Vendiendo espejitos a los trabajadores, Morena habla de la reforma laboral que reduce la jornada laboral de 48 a 40 horas semanales como una conquista laboral, cuando en la realidad no se garantiza el descanso obligatorio de dos días a la semana, lo que era el principal objetivo de la iniciativa.

En el papel se quedó la intención de que al reducir la jornada laboral, los trabajadores tendrían mayor tiempo para la convivencia familiar, el desarrollo personal, disminuir el estrés, la ansiedad, la depresión y los accidentes laborales. Una vez más, Morena presenta una reforma legislativa como si fuera un avance o un triunfo, cuando es claro que la forma en que se aprobó terminó siendo una simulación porque le quedó a deber a los trabajadores, pero tampoco se consensó con el sector empresarial.

Es importante destacar que para mejorar el crecimiento económico de México, se debe pensar en acciones conjuntas entre empleados y empresarios. Seguir hablando de unos y de otros de manera individual es sólo seguir fomentando un discurso de polarización completamente innecesario.

Esta reforma laboral no contempla apoyos fiscales y financieros para las micro, pequeñas y medianas empresas, por lo que las afectaciones que tendrán muchos negocios durante el periodo de transición de implementación de la ley no serán menores.

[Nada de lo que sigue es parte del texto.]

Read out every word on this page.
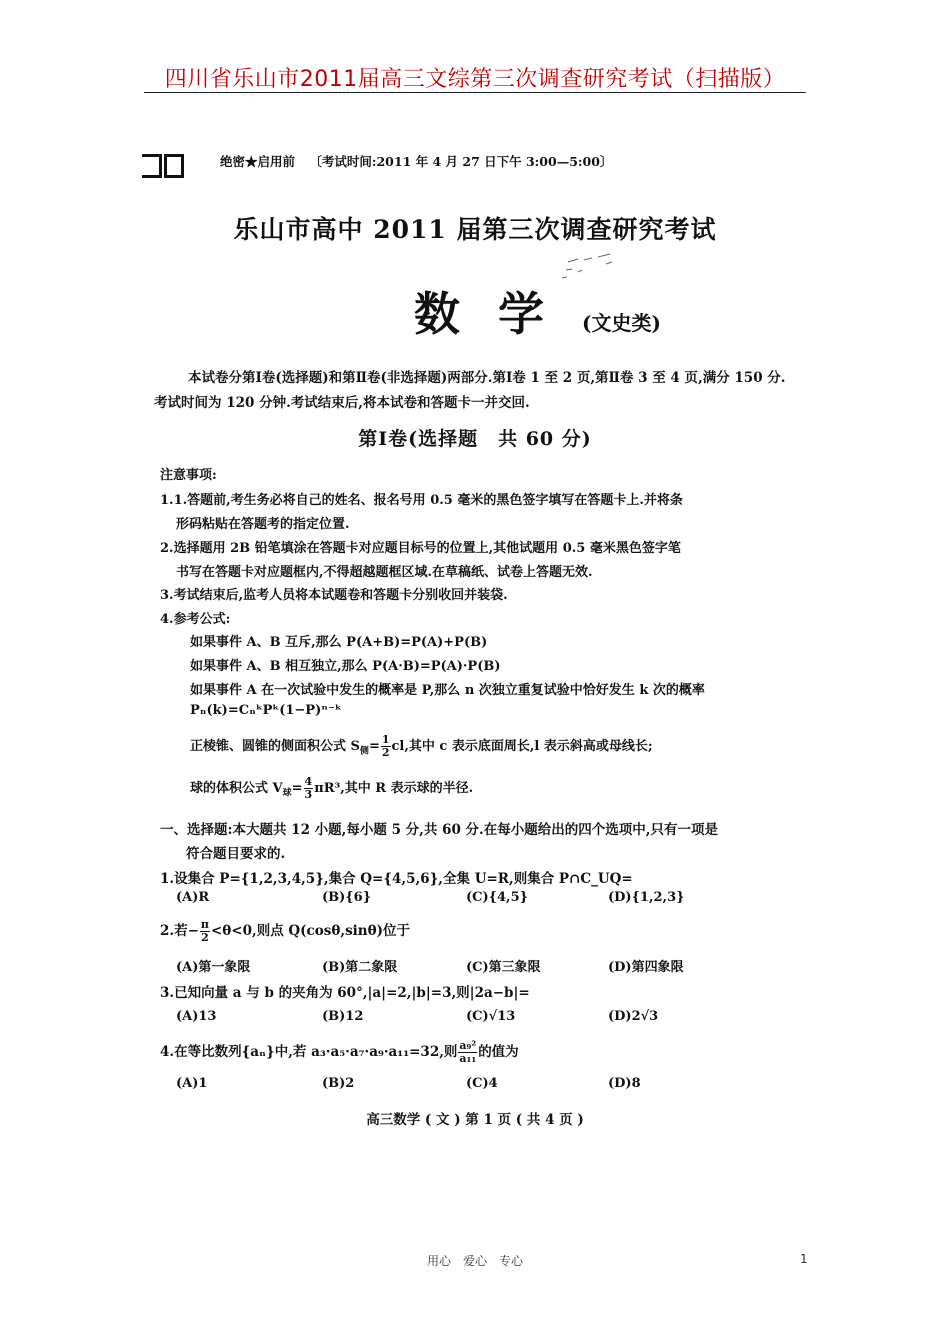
四川省乐山市2011届高三文综第三次调查研究考试（扫描版）
绝密★启用前 〔考试时间:2011 年 4 月 27 日下午 3:00—5:00〕
乐山市高中 2011 届第三次调查研究考试
数学(文史类)
本试卷分第Ⅰ卷(选择题)和第Ⅱ卷(非选择题)两部分.第Ⅰ卷 1 至 2 页,第Ⅱ卷 3 至 4 页,满分 150 分.考试时间为 120 分钟.考试结束后,将本试卷和答题卡一并交回.
第Ⅰ卷(选择题　共 60 分)
注意事项:
1.1.答题前,考生务必将自己的姓名、报名号用 0.5 毫米的黑色签字填写在答题卡上.并将条
形码粘贴在答题考的指定位置.
2.选择题用 2B 铅笔填涂在答题卡对应题目标号的位置上,其他试题用 0.5 毫米黑色签字笔
书写在答题卡对应题框内,不得超越题框区域.在草稿纸、试卷上答题无效.
3.考试结束后,监考人员将本试题卷和答题卡分别收回并装袋.
4.参考公式:
如果事件 A、B 互斥,那么 P(A+B)=P(A)+P(B)
如果事件 A、B 相互独立,那么 P(A·B)=P(A)·P(B)
如果事件 A 在一次试验中发生的概率是 P,那么 n 次独立重复试验中恰好发生 k 次的概率
Pₙ(k)=CₙᵏPᵏ(1−P)ⁿ⁻ᵏ
正棱锥、圆锥的侧面积公式 $S_侧= \frac{1}{2}$ cl,其中 c 表示底面周长,l 表示斜高或母线长;
球的体积公式 $V_球= \frac{4}{3} \pi R^3$,其中 R 表示球的半径.
一、选择题:本大题共 12 小题,每小题 5 分,共 60 分.在每小题给出的四个选项中,只有一项是
符合题目要求的.
1.设集合 P={1,2,3,4,5},集合 Q={4,5,6},全集 U=R,则集合 P∩C_UQ=
(A)R	(B){6}	(C){4,5}	(D){1,2,3}
2.若− $\frac{\pi}{2} <\theta<0$,则点 Q(cosθ,sinθ)位于
(A)第一象限	(B)第二象限	(C)第三象限	(D)第四象限
3.已知向量 a 与 b 的夹角为 60°,|a|=2,|b|=3,则|2a−b|=
(A)13	(B)12	(C)√13	(D)2√3
4.在等比数列{aₙ}中,若 a₃·a₅·a₇·a₉·a₁₁=32,则 $\frac{\text{a₉²}}{\text{a₁₁}}$ 的值为
(A)1	(B)2	(C)4	(D)8
高三数学 ( 文 ) 第 1 页 ( 共 4 页 )
用心　爱心　专心	1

Por supuesto que es importante que los trabajadores tengan más tiempo de calidad, pero algo que también es importante es que cuenten con mejores sueldos, y esta reforma no va en ese sentido. Lo que necesita nuestro país es que tengamos un debate serio para mejorar la situación de las y los trabajadores, pero también de los empresarios, que día con día demuestran su compromiso con México al continuar invirtiendo y generando empleos.

Pero, sin lineamientos claros, esta reforma afectará la viabilidad de miles de negocios, con repercusiones negativas en la economía nacional. Consideremos que en 2025, la economía mexicana creció 0.7 por ciento, el menor avance desde 2020 de acuerdo con la estimación oportuna publicada por el INEGI, mientras que las proyecciones de crecimiento económico del FMI para México en 2026 son de 1.5%.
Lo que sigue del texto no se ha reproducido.